The oxidation of several series of secondary alcohols 2-9, ethers 10-17, and related derivatives 18 and 19, by dimethyldioxirane, 1, in acetone at 25 degrees C produced the corresponding ketones in good to excellent yields for all but two cases. (The exceptions: oxidation of 1-methoxy-2-methyl-1-phenylpropane (48%) and 1-methoxy-2,2-dimethy1-1-phenylpropane (24%).) The oxidation of the secondary alcohols was found to yield k(2) values that were roughly 10-fold greater than those of the corresponding methyl ethers. The rate constant for oxidation of a silyl ether was slightly lower than that for the corresponding methyl ether while that for the ester derivative was roughly half the value. For oxidation of alcohols and methyl ethers, the k(2) values became smaller as the R" series (Me, Et, nPr, iPr, and tBu) increased in steric bulk (rho* = 1.7; r = 0.998 and rho* = 3.2; r = 0.95, respectively). The Hammett study for the oxidation of the methyl ethers of ol-methyl-p-benzyl alcohols (10, 20-25) yielded a rho value of -0.74. The activation parameters for oxidation of the parent compound of the ether series (1-methoxy-1-phenylethane) were Delta H-double dagger = 14.8 +/- 0.5 kcal/mol, Delta S-double dagger = -21.9 eu, Delta G(double dagger) = 21.3 kcal/mol, k(2) (25 degrees C) = 1.6 x 10(-3) M-1 s(-1).
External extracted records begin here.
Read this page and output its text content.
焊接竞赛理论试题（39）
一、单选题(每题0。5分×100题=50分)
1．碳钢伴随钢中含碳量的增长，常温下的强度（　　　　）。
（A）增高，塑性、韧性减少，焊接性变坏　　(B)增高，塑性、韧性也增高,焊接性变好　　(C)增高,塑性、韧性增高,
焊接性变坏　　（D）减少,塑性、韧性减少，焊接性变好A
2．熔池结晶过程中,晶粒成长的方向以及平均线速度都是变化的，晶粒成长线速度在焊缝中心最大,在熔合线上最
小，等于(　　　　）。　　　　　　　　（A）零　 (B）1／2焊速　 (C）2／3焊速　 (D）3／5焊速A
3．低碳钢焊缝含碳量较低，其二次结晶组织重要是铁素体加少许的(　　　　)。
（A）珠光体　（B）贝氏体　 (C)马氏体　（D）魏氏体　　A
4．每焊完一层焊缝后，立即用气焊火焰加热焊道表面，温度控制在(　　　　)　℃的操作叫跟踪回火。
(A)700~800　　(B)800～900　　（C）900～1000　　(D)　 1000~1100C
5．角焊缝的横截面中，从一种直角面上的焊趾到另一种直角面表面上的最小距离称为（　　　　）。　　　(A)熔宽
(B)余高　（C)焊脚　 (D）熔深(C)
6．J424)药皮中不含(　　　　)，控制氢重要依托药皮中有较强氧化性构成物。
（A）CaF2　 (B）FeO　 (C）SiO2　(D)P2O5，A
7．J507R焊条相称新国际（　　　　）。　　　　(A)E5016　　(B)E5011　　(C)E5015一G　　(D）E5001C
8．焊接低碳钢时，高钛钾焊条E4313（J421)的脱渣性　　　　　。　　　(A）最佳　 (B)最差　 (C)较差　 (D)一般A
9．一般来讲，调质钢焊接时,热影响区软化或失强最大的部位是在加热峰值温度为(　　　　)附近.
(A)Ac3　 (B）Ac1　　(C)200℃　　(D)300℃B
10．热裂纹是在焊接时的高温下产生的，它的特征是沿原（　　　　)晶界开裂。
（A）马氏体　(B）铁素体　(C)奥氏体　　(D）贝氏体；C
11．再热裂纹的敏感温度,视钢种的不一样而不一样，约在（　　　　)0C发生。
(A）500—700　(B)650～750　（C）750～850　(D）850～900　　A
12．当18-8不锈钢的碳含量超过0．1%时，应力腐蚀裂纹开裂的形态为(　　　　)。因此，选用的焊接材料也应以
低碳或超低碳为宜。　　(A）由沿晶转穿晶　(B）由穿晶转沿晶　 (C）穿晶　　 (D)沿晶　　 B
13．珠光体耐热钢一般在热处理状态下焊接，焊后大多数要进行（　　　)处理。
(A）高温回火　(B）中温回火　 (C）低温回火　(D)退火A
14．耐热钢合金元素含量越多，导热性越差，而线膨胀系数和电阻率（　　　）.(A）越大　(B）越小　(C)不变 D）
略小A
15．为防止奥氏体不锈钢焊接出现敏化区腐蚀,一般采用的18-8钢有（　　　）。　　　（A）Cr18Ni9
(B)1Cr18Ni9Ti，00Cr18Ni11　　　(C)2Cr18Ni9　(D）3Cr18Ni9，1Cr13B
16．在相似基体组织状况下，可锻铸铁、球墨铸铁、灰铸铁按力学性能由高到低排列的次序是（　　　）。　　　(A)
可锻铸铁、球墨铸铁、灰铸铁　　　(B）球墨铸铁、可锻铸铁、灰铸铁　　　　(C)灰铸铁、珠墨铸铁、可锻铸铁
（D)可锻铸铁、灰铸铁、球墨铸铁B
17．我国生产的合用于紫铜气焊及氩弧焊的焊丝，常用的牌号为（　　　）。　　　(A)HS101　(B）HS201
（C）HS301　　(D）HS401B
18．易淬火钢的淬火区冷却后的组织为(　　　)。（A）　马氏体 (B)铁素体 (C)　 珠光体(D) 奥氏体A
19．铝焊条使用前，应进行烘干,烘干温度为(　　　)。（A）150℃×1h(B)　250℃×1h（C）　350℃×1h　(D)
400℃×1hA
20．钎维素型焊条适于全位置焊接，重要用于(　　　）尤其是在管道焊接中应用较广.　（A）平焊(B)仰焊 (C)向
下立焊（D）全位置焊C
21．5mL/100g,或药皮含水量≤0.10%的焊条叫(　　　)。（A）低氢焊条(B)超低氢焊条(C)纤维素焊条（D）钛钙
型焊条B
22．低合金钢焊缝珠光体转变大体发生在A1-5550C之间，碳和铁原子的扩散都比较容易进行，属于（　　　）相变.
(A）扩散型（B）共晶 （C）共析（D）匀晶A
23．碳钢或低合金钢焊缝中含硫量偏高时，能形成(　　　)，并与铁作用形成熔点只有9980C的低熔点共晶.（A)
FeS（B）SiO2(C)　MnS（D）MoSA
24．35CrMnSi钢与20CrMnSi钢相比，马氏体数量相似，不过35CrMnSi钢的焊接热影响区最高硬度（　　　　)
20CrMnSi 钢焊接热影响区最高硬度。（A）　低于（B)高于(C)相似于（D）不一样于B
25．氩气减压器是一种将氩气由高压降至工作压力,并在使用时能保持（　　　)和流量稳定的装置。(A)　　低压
The mechanistic aspects of the oxidation are discussed in relation to two mechanistic extremes: (a) direct insertion of the oxygen atom into the C-H bond and (b) direct abstraction of the H by dimethyldioxirane to yield a caged-radical pair, with subsequent coupling to hemi-ketal intermediates that fragment to yield acetone, alcohol or water, and ketone as the final products.